Japanophiles, here’s a treat for you. Actually, a whole box of treats.
Exotic Japanese Kit Kat flavors and avocado Cheetos have novelty value, but Bokksu aims to expand the world’s knowledge of Japanese snacking, says founder Danny Taing. “We try really hard not to be a weird, wacky company. We don’t want to exoticize Japan, we want to respect it,” says Taing, who lived in Tokyo for four years while working for the e-commerce giant Rakuten. Taing is Chinese-American and developed a life-long passion for Japanese cuisine after a trip to Japan while he was a student at Stanford University. He’s currently based in New York, where Bokksu’s headquarters are located.
Since starting operations in Taing’s apartment in 2015, Bokksu’s team of 11 have now shipped over a million snack boxes to foodies in 75 countries. They’ve introduced customers to sweet and savory delicacies from all over Japan.
Among their biggest hits are variants of langue de chat, a French butter cookie that the Japanese are particularly enamored with. And last April, Bokksu wowed customers with a techy chocolate-infused strawberry. The Nagano-based chocolatier Qua invented a process that sucks all the water from organic strawberries and then re-hydrates them with white chocolate. “People would go crazy when they ate that snack,” laughs Taing. Indeed, one online reviewer declared, “this is probably the best thing I’ve ever tasted.”
Bokksu’s global expansion was bolstered by streamlining its supply chain. Instead of importing snacks to New York to be boxed, the company is now fulfilling orders in Osaka and shipping directly to customers worldwide. “Our global customer base has skyrocketed,” Taing tells Quartz. Bokksu’s free shipping offer has significantly grown its international following, with 40% of orders coming from outside the US.
To distinguish it from other Japanese snack and candy subscription box services—there are several—Taing prides himself on offering “authentic” treats, often sourcing from snack makers who have never exported their wares outside the country. Taing believes that there’s a big white space for a service like Bokksu. “Wacky snacks are easy to sell, because there’s shock value…We’re always trying to figure out innovative ways to get people hooked into our authentic stuff.”
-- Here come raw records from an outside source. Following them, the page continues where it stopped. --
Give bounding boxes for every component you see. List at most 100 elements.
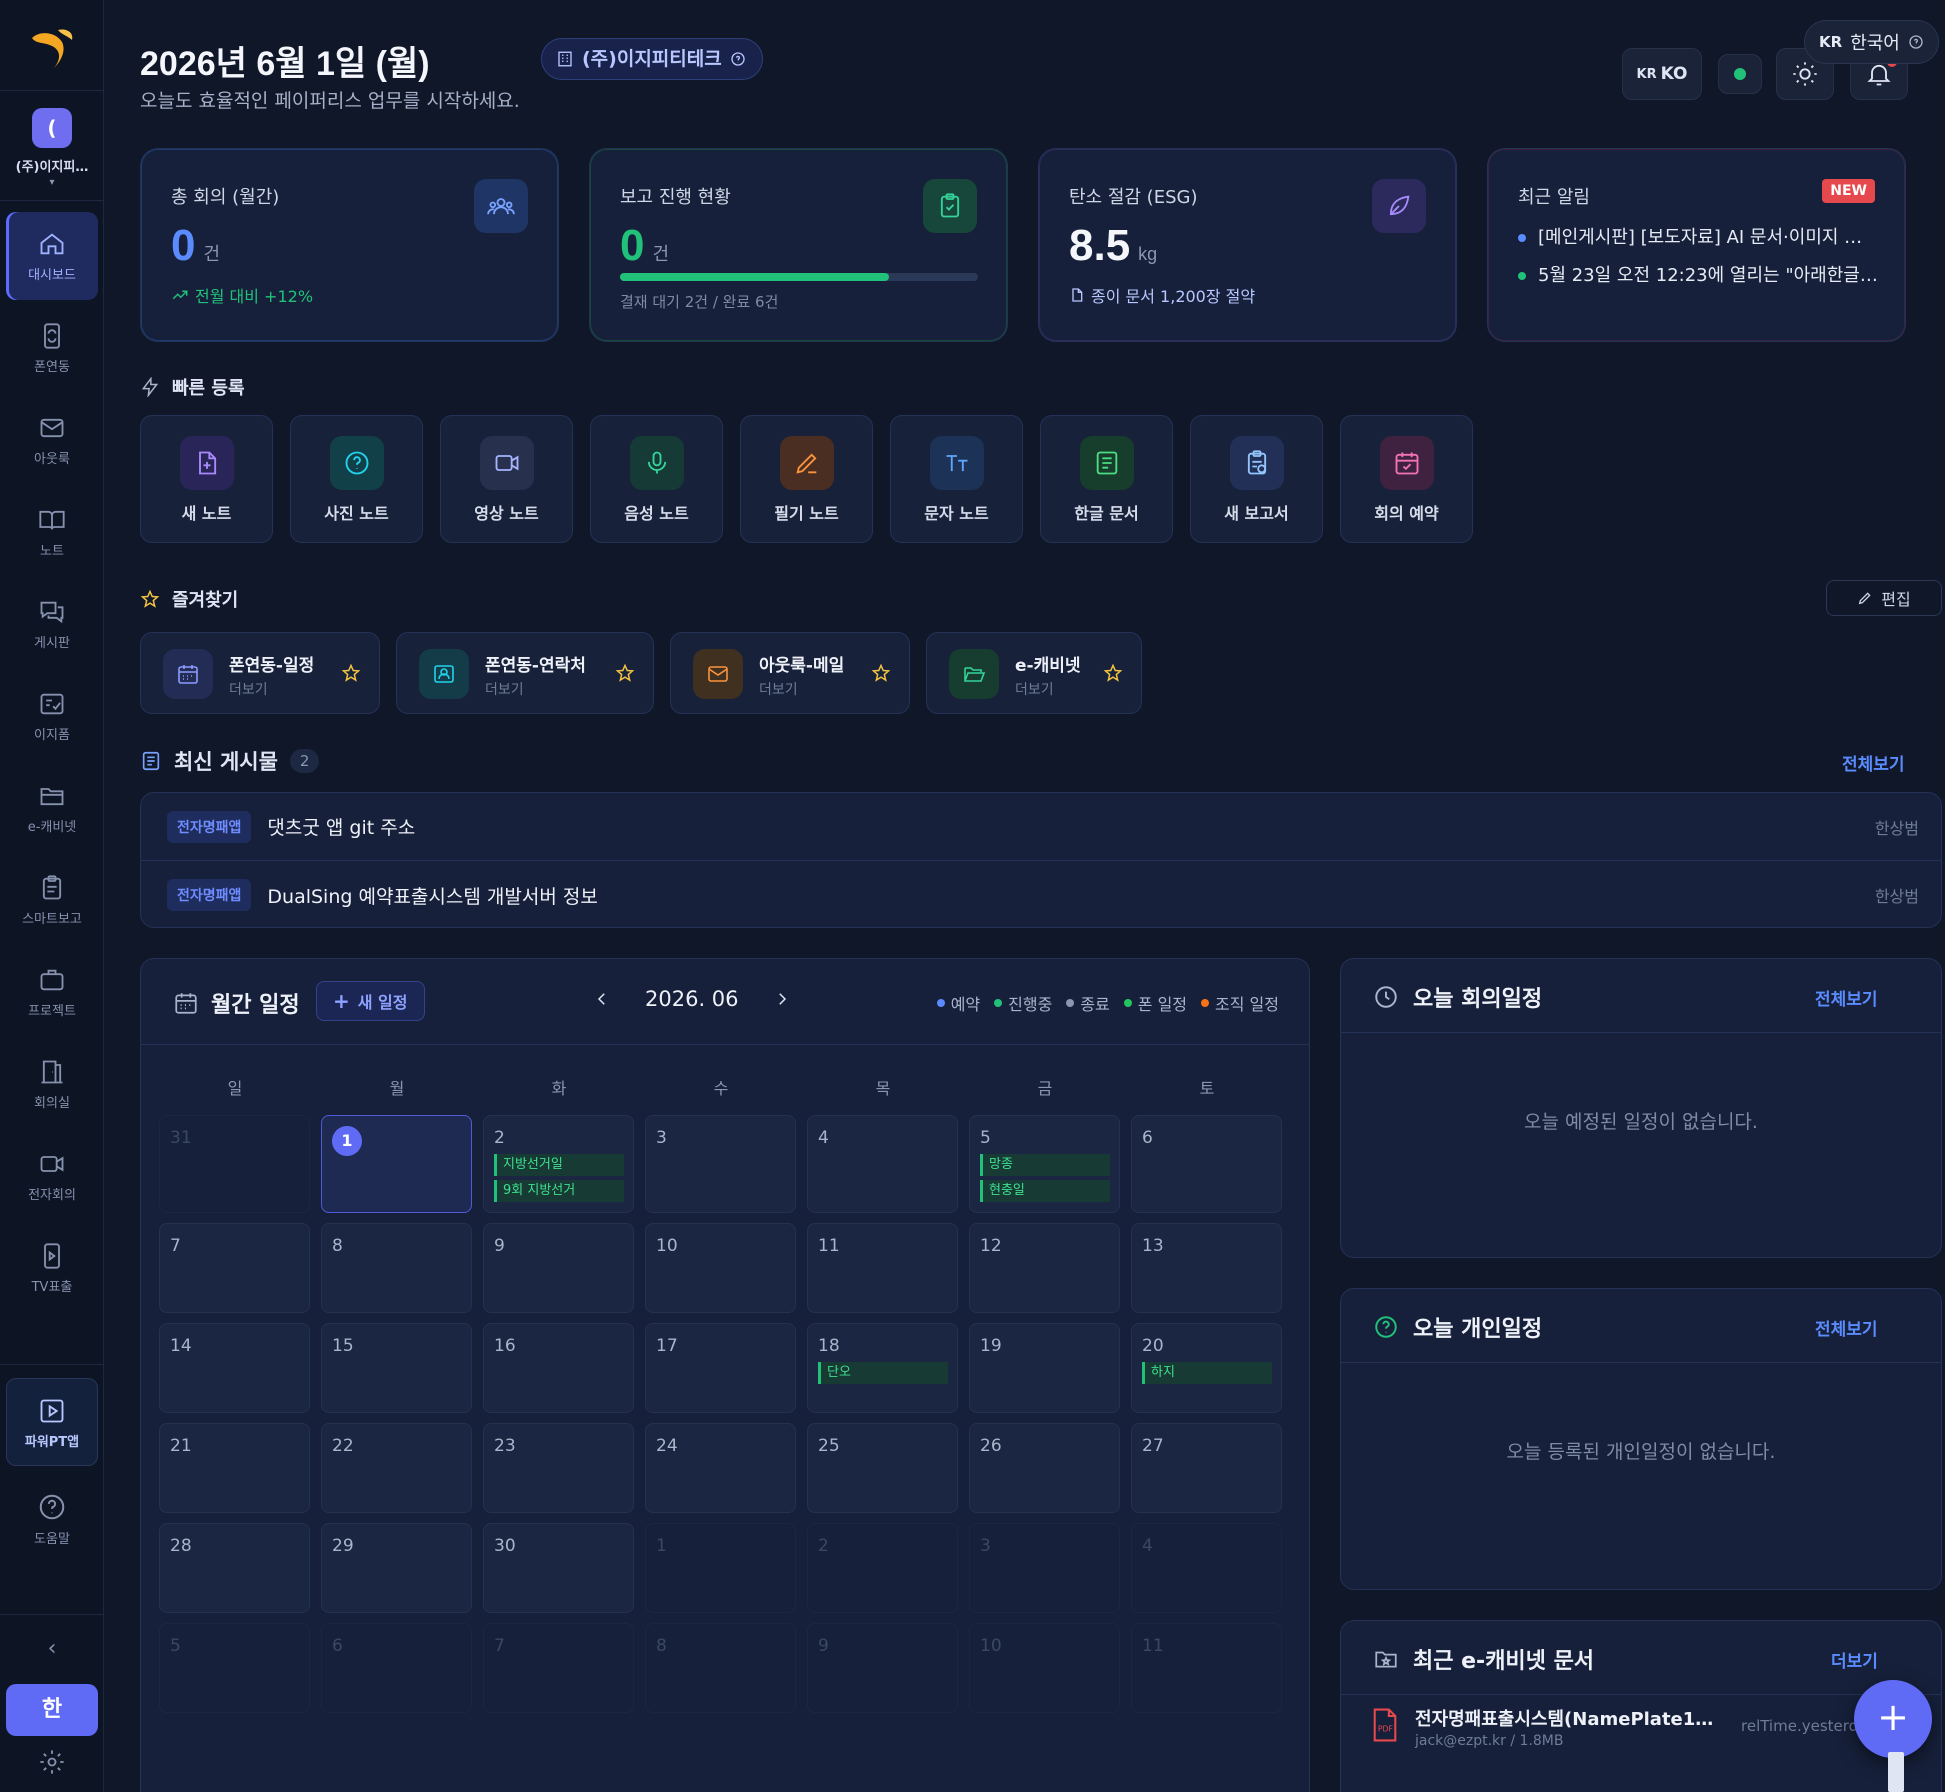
calendar-day[interactable]: 23: [483, 1423, 634, 1513]
sidebar-item-project[interactable]: 프로젝트: [6, 948, 98, 1036]
favorite-item[interactable]: 폰연동-일정 더보기: [140, 632, 380, 714]
company-chip[interactable]: (주)이지피티테크: [541, 38, 763, 80]
calendar-day[interactable]: 5 망종 현충일: [969, 1115, 1120, 1213]
sidebar-item-label: 게시판: [34, 636, 70, 651]
app-logo[interactable]: [22, 20, 82, 80]
calendar-day[interactable]: 1: [321, 1115, 472, 1213]
calendar-day[interactable]: 26: [969, 1423, 1120, 1513]
calendar-day[interactable]: 9: [483, 1223, 634, 1313]
alert-item[interactable]: 5월 23일 오전 12:23에 열리는 "아래한글 …: [1518, 261, 1878, 287]
calendar-day[interactable]: 4: [807, 1115, 958, 1213]
sidebar-item-powerpt[interactable]: 파워PT앱: [6, 1378, 98, 1466]
calendar-day[interactable]: 16: [483, 1323, 634, 1413]
calendar-day[interactable]: 29: [321, 1523, 472, 1613]
status-indicator[interactable]: [1718, 54, 1762, 94]
calendar-day[interactable]: 10: [645, 1223, 796, 1313]
sidebar-item-smart-report[interactable]: 스마트보고: [6, 856, 98, 944]
post-row[interactable]: 전자명패앱 DualSing 예약표출시스템 개발서버 정보 한상범: [141, 861, 1941, 929]
calendar-event[interactable]: 단오: [818, 1362, 948, 1384]
calendar-event[interactable]: 현충일: [980, 1180, 1110, 1202]
calendar-day[interactable]: 24: [645, 1423, 796, 1513]
alert-item[interactable]: [메인게시판] [보도자료] AI 문서·이미지 제…: [1518, 223, 1878, 249]
calendar-day: 10: [969, 1623, 1120, 1713]
mail-icon: [40, 418, 64, 438]
quick-tile[interactable]: 회의 예약: [1340, 415, 1473, 543]
chevron-right-icon[interactable]: [773, 990, 791, 1008]
chevron-left-icon[interactable]: [593, 990, 611, 1008]
calendar-day[interactable]: 18 단오: [807, 1323, 958, 1413]
personal-view-all-link[interactable]: 전체보기: [1815, 1315, 1878, 1340]
star-icon[interactable]: [1103, 663, 1123, 683]
sidebar-item-e-meeting[interactable]: 전자회의: [6, 1132, 98, 1220]
quick-tile[interactable]: 문자 노트: [890, 415, 1023, 543]
carbon-card[interactable]: 탄소 절감 (ESG) 8.5 kg 종이 문서 1,200장 절약: [1038, 148, 1457, 342]
calendar-day[interactable]: 3: [645, 1115, 796, 1213]
calendar-event[interactable]: 하지: [1142, 1362, 1272, 1384]
calendar-day[interactable]: 20 하지: [1131, 1323, 1282, 1413]
sidebar-item-phone-sync[interactable]: 폰연동: [6, 304, 98, 392]
gear-icon[interactable]: [38, 1748, 66, 1776]
calendar-day[interactable]: 17: [645, 1323, 796, 1413]
quick-tile[interactable]: 사진 노트: [290, 415, 423, 543]
favorite-item[interactable]: 아웃룩-메일 더보기: [670, 632, 910, 714]
sidebar-item-notes[interactable]: 노트: [6, 488, 98, 576]
calendar-day[interactable]: 7: [159, 1223, 310, 1313]
favorite-item[interactable]: 폰연동-연락처 더보기: [396, 632, 654, 714]
sidebar-item-outlook[interactable]: 아웃룩: [6, 396, 98, 484]
calendar-day[interactable]: 6: [1131, 1115, 1282, 1213]
language-button[interactable]: KR KO: [1622, 48, 1702, 100]
calendar-day[interactable]: 19: [969, 1323, 1120, 1413]
sidebar-item-meeting-room[interactable]: 회의실: [6, 1040, 98, 1128]
calendar-day[interactable]: 21: [159, 1423, 310, 1513]
quick-tile[interactable]: 한글 문서: [1040, 415, 1173, 543]
edit-favorites-button[interactable]: 편집: [1826, 580, 1942, 616]
calendar-day[interactable]: 25: [807, 1423, 958, 1513]
post-row[interactable]: 전자명패앱 댓츠굿 앱 git 주소 한상범: [141, 793, 1941, 861]
org-switcher[interactable]: ( (주)이지피… ▾: [0, 108, 104, 188]
quick-tile[interactable]: 음성 노트: [590, 415, 723, 543]
add-fab-button[interactable]: +: [1854, 1680, 1932, 1758]
reports-card[interactable]: 보고 진행 현황 0건 결재 대기 2건 / 완료 6건: [589, 148, 1008, 342]
alerts-card[interactable]: 최근 알림 NEW [메인게시판] [보도자료] AI 문서·이미지 제… 5월…: [1487, 148, 1906, 342]
sidebar-item-tv-display[interactable]: TV표출: [6, 1224, 98, 1312]
contact-icon: [419, 649, 469, 699]
star-icon[interactable]: [871, 663, 891, 683]
quick-tile[interactable]: 새 보고서: [1190, 415, 1323, 543]
calendar-day[interactable]: 13: [1131, 1223, 1282, 1313]
quick-tile[interactable]: 새 노트: [140, 415, 273, 543]
chevron-down-icon: ▾: [49, 177, 55, 188]
star-icon[interactable]: [615, 663, 635, 683]
quick-tile[interactable]: 필기 노트: [740, 415, 873, 543]
scroll-handle[interactable]: [1888, 1752, 1904, 1792]
calendar-day[interactable]: 15: [321, 1323, 472, 1413]
calendar-event[interactable]: 지방선거일: [494, 1154, 624, 1176]
calendar-event[interactable]: 망종: [980, 1154, 1110, 1176]
sidebar-item-ecabinet[interactable]: e-캐비넷: [6, 764, 98, 852]
calendar-day[interactable]: 28: [159, 1523, 310, 1613]
calendar-day[interactable]: 30: [483, 1523, 634, 1613]
calendar-day[interactable]: 27: [1131, 1423, 1282, 1513]
sidebar-item-ezform[interactable]: 이지폼: [6, 672, 98, 760]
docs-more-link[interactable]: 더보기: [1831, 1647, 1878, 1672]
calendar-event[interactable]: 9회 지방선거: [494, 1180, 624, 1202]
star-icon[interactable]: [341, 663, 361, 683]
new-event-button[interactable]: + 새 일정: [316, 981, 425, 1021]
sidebar-item-board[interactable]: 게시판: [6, 580, 98, 668]
day-number: 10: [656, 1236, 678, 1256]
hangul-app-button[interactable]: 한: [6, 1684, 98, 1736]
calendar-day[interactable]: 12: [969, 1223, 1120, 1313]
meetings-view-all-link[interactable]: 전체보기: [1815, 985, 1878, 1010]
collapse-sidebar-button[interactable]: ‹: [6, 1626, 98, 1672]
posts-view-all-link[interactable]: 전체보기: [1842, 750, 1905, 775]
calendar-day[interactable]: 11: [807, 1223, 958, 1313]
calendar-day[interactable]: 22: [321, 1423, 472, 1513]
meetings-card[interactable]: 총 회의 (월간) 0건 전월 대비 +12%: [140, 148, 559, 342]
calendar-day[interactable]: 2 지방선거일 9회 지방선거: [483, 1115, 634, 1213]
calendar-day[interactable]: 8: [321, 1223, 472, 1313]
sidebar-item-help[interactable]: 도움말: [6, 1474, 98, 1562]
sidebar-item-dashboard[interactable]: 대시보드: [6, 212, 98, 300]
language-selector[interactable]: KR 한국어: [1804, 20, 1939, 64]
favorite-item[interactable]: e-캐비넷 더보기: [926, 632, 1142, 714]
quick-tile[interactable]: 영상 노트: [440, 415, 573, 543]
calendar-day[interactable]: 14: [159, 1323, 310, 1413]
Taing and his curatorial team operate like the hero of the Netflix serial Kantaro: The Sweet Tooth Salaryman, scouring the country’s off-the-beaten-path food markets, blogs, even airport duty free shops to find the best snacks.
The northernmost island of Hokkaido in particular, is an epicenter for artisanal delicacies, Taing says. Last September, Bokksu collected the region’s greatest hits in a “Memories of Hokkaido” themed box co-curated by the Michelin-starred chef Chikara Sono, who was born in the region’s capital city, Sapporo.
Taing recognizes that there’s a limit to how far people will go beyond their usual palate. “In the very beginning, I was going too hardcore authentic,” he says. One of Bokksu’s early shipments included yōkan, a centuries-old red bean paste dessert meant to be sliced thinly and taken with green tea. Ignoring directions, many customers bit into the dense, intensely flavored block like a Snickers bar. Since then Bokksu shipments have minimized the pure red bean variants, or at least annotated them.
Each Bokksu shipment comes with an unboxing video and a “tasting guide” brochure which notes special ingredients, allergens, and the maker of each product. It also includes cautionary text to prepare customers for unfamiliar flavors, and instructions on how to eat an unusual delicacy.
Taing describes meeting Japan’s traditional snack makers as “life-changing,” and says he hopes to eventually publish a magazine about Japan’s snack culture. Bokksu’s grand aspiration is to teach its foodie customers about the country’s lesser-known culinary geniuses, Taing says, as well as “bridging [the] gap between the rest of the world and traditional Japan.” That’s why he tries avoid Japanese stereotypes and clichés: The bold orange packaging, for example, is a deliberate departure from the deep red that many Japan-centric businesses use in their branding.
Many of the snacks in a Bokksu box are acquired tastes, to be sure—but that’s part of the joy, teaching customers how to embrace unfamiliar tastes. Artisan snack makers have sometimes asked Taing how they should tweak their recipes to please foreigners. “What I told them is that you don’t have to change anything,” he says. “People’s tastes around the world are opening up. I don’t think they have to change to accommodate a Western palate. It’s really good to see that validated, time and time again.”